Even if everything goes right, I question how long this commitment from the Prada Group will last. Prada is content to have niche accessories brands as part of its organization, but I’m not so sure it has ambitions to add a permanent list of big players to its books. I don’t get the sense that Prada wants to follow the LVMH track – at least at this time while it readies for a generational transition and is witnessing the inherent weaknesses of Bernard Arnault’s business model in real time. The more likely scenario, in my view, is that Prada will hang on to Versace for a few years before selling it to another luxury group or a financial firm of some variety. However, if Prada begins any meaningful slump, say, after the retirement or death of Miuccia, I could imagine things going either way: a sale meant to quickly cut weight for fast cash, or as a lifeline to keep going as the company figures out its next move. We’ll know soon enough.

Fascinating as always, and this analysis deserves a second act of interpretation. To your point about Prada’s motivations, I’d argue this isn’t just about financial opportunism or brand expansion. It is a preemptive strike in an increasingly precarious luxury landscape that’s grappling with identity fatigue.

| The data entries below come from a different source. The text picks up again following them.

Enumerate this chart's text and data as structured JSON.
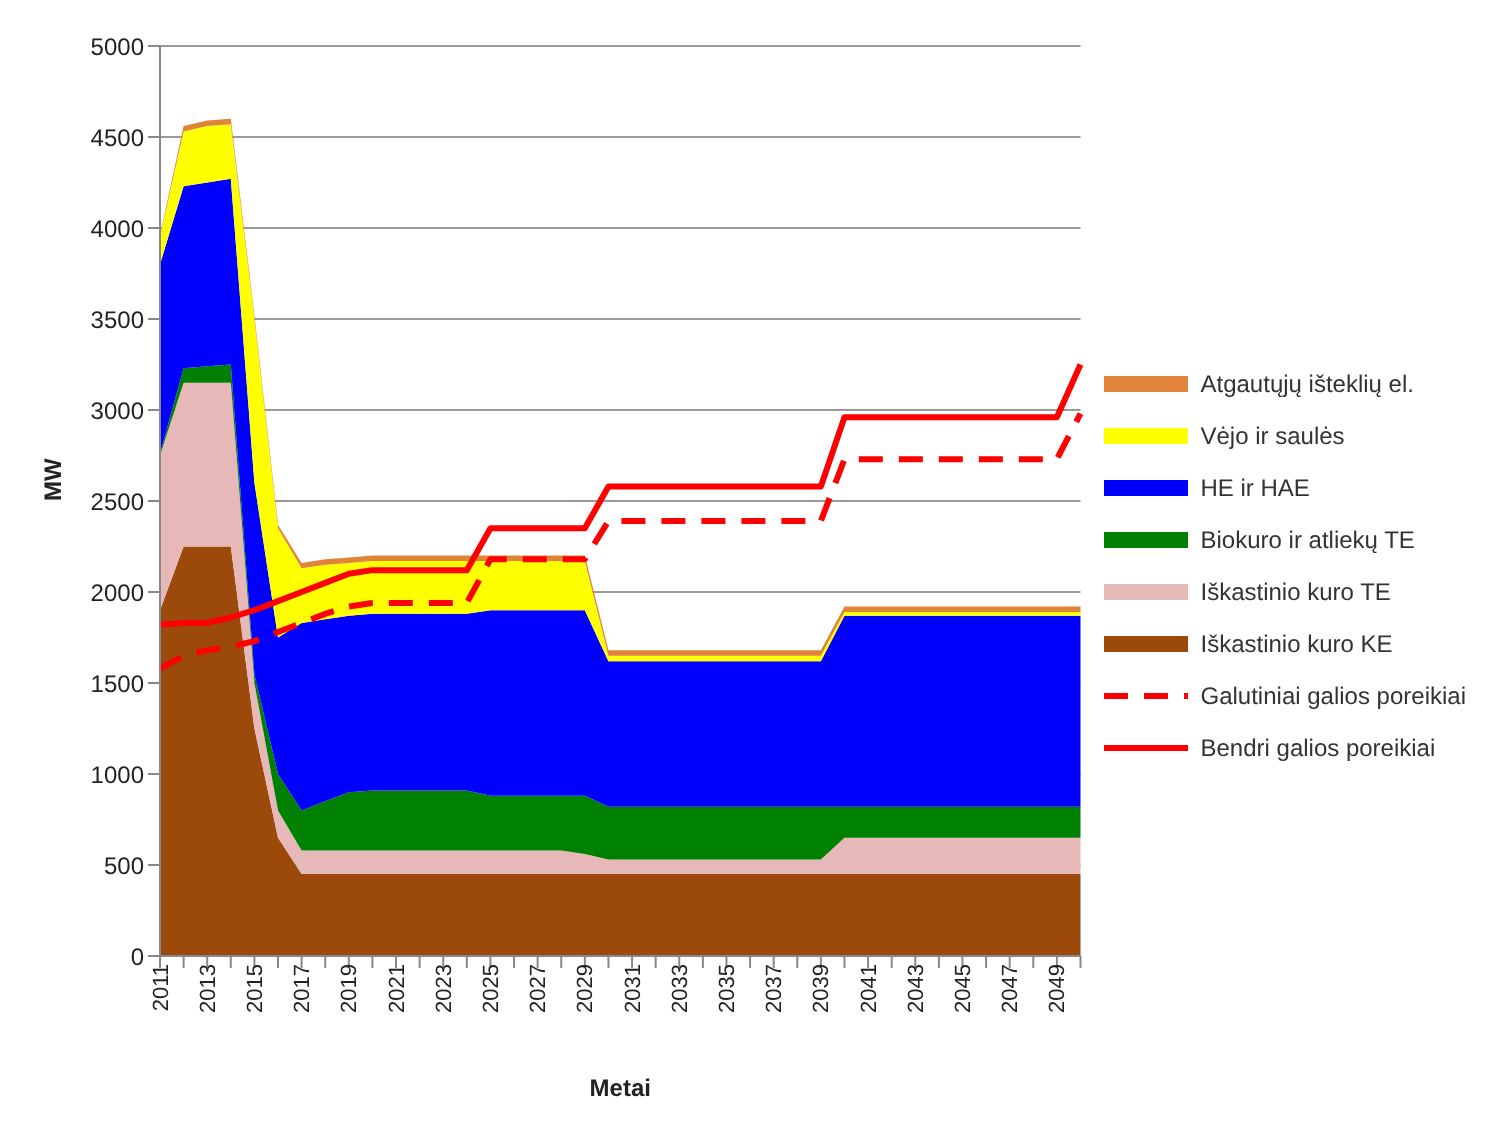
{
  "chart_data": {
    "type": "area",
    "stacked": true,
    "xlabel": "Metai",
    "ylabel": "MW",
    "categories": [
      "2011",
      null,
      "2013",
      null,
      "2015",
      null,
      "2017",
      null,
      "2019",
      null,
      "2021",
      null,
      "2023",
      null,
      "2025",
      null,
      "2027",
      null,
      "2029",
      null,
      "2031",
      null,
      "2033",
      null,
      "2035",
      null,
      "2037",
      null,
      "2039",
      null,
      "2041",
      null,
      "2043",
      null,
      "2045",
      null,
      "2047",
      null,
      "2049",
      null
    ],
    "ylim": [
      0,
      5000
    ],
    "yticks": [
      0,
      500,
      1000,
      1500,
      2000,
      2500,
      3000,
      3500,
      4000,
      4500,
      5000
    ],
    "grid": "y",
    "legend": "right",
    "series": [
      {
        "name": "Iškastinio kuro KE",
        "color": "#9c4a0c",
        "values": [
          1900,
          2250,
          2250,
          2250,
          1250,
          650,
          450,
          450,
          450,
          450,
          450,
          450,
          450,
          450,
          450,
          450,
          450,
          450,
          450,
          450,
          450,
          450,
          450,
          450,
          450,
          450,
          450,
          450,
          450,
          450,
          450,
          450,
          450,
          450,
          450,
          450,
          450,
          450,
          450,
          450
        ]
      },
      {
        "name": "Iškastinio kuro TE",
        "color": "#e6b8b7",
        "values": [
          850,
          900,
          900,
          900,
          250,
          150,
          130,
          130,
          130,
          130,
          130,
          130,
          130,
          130,
          130,
          130,
          130,
          130,
          110,
          80,
          80,
          80,
          80,
          80,
          80,
          80,
          80,
          80,
          80,
          200,
          200,
          200,
          200,
          200,
          200,
          200,
          200,
          200,
          200,
          200
        ]
      },
      {
        "name": "Biokuro ir atliekų TE",
        "color": "#008000",
        "values": [
          10,
          80,
          90,
          100,
          50,
          200,
          220,
          270,
          320,
          330,
          330,
          330,
          330,
          330,
          300,
          300,
          300,
          300,
          320,
          290,
          290,
          290,
          290,
          290,
          290,
          290,
          290,
          290,
          290,
          170,
          170,
          170,
          170,
          170,
          170,
          170,
          170,
          170,
          170,
          170
        ]
      },
      {
        "name": "HE ir HAE",
        "color": "#0000ff",
        "values": [
          1040,
          1000,
          1010,
          1020,
          1050,
          750,
          1030,
          1000,
          970,
          970,
          970,
          970,
          970,
          970,
          1020,
          1020,
          1020,
          1020,
          1020,
          800,
          800,
          800,
          800,
          800,
          800,
          800,
          800,
          800,
          800,
          1050,
          1050,
          1050,
          1050,
          1050,
          1050,
          1050,
          1050,
          1050,
          1050,
          1050
        ]
      },
      {
        "name": "Vėjo ir saulės",
        "color": "#ffff00",
        "values": [
          150,
          300,
          310,
          300,
          900,
          600,
          300,
          300,
          290,
          290,
          290,
          290,
          290,
          290,
          270,
          270,
          270,
          270,
          270,
          30,
          30,
          30,
          30,
          30,
          30,
          30,
          30,
          30,
          30,
          20,
          20,
          20,
          20,
          20,
          20,
          20,
          20,
          20,
          20,
          20
        ]
      },
      {
        "name": "Atgautųjų išteklių el.",
        "color": "#e0843a",
        "values": [
          10,
          30,
          30,
          30,
          20,
          20,
          30,
          30,
          30,
          30,
          30,
          30,
          30,
          30,
          30,
          30,
          30,
          30,
          30,
          30,
          30,
          30,
          30,
          30,
          30,
          30,
          30,
          30,
          30,
          30,
          30,
          30,
          30,
          30,
          30,
          30,
          30,
          30,
          30,
          30
        ]
      },
      {
        "name": "Galutiniai galios poreikiai",
        "type": "line",
        "line_style": "dashed",
        "color": "#ff0000",
        "values": [
          1580,
          1650,
          1680,
          1700,
          1730,
          1780,
          1830,
          1880,
          1920,
          1940,
          1940,
          1940,
          1940,
          1940,
          2180,
          2180,
          2180,
          2180,
          2180,
          2390,
          2390,
          2390,
          2390,
          2390,
          2390,
          2390,
          2390,
          2390,
          2390,
          2730,
          2730,
          2730,
          2730,
          2730,
          2730,
          2730,
          2730,
          2730,
          2730,
          2980
        ]
      },
      {
        "name": "Bendri galios poreikiai",
        "type": "line",
        "line_style": "solid",
        "color": "#ff0000",
        "values": [
          1820,
          1830,
          1830,
          1860,
          1900,
          1950,
          2000,
          2050,
          2100,
          2120,
          2120,
          2120,
          2120,
          2120,
          2350,
          2350,
          2350,
          2350,
          2350,
          2580,
          2580,
          2580,
          2580,
          2580,
          2580,
          2580,
          2580,
          2580,
          2580,
          2960,
          2960,
          2960,
          2960,
          2960,
          2960,
          2960,
          2960,
          2960,
          2960,
          3250
        ]
      }
    ]
  }
}
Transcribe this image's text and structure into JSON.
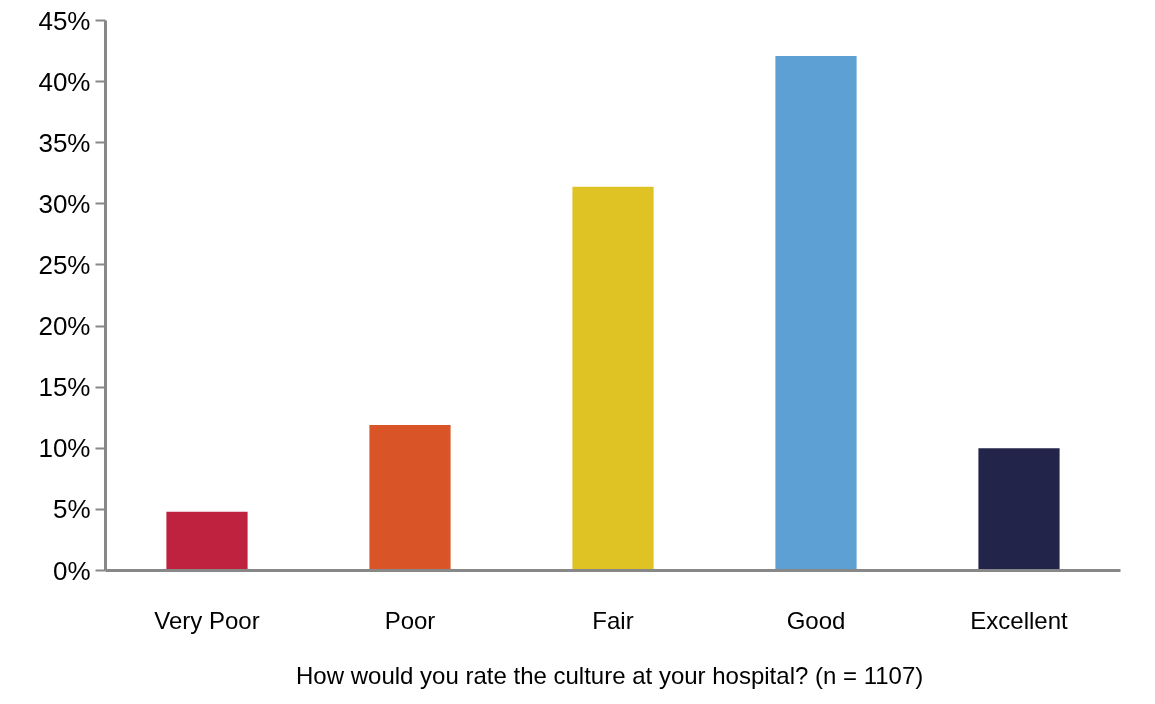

Prada’s acquisition of Versace isn’t merely portfolio diversification, but semiotic diversification, at least this is how I see it. When a house like Prada, rooted in cerebral minimalism and postmodern irony, absorbs a maximalist myth-machine like Versace, the play is narrative power. Fashion, after all, is no longer just selling clothes…. it’s selling mythologies at scale.
Your observation about Miu Miu’s rise and Simons’ blunders at Prada is perfect. But here’s a twist: Miu Miu’s success isn’t just because Simons hasn’t touched it, but because it still feels emotionally authored. That’s what consumers are clinging to in the post-pandemic aesthetic drift: the illusion of auteurship. If Prada can resuscitate Versace not as a heritage label in rehab, but as a newly authored mythology with sensual intelligence and symbolic discipline, it could achieve something rare: a revival that doesn’t feel like corporate necromancy.
But only if, as you suggest, they get the quality under control. Because if Versace continues to look like a drag queen’s fever dream stitched in a polyester sweatshop, no amount of legacy will save it…..
As always so well written and honest. John Idol destroyed this brand as he did Michael’s kors. Shooting low for mass appeal. Quality isn’t even a consideration for these brands.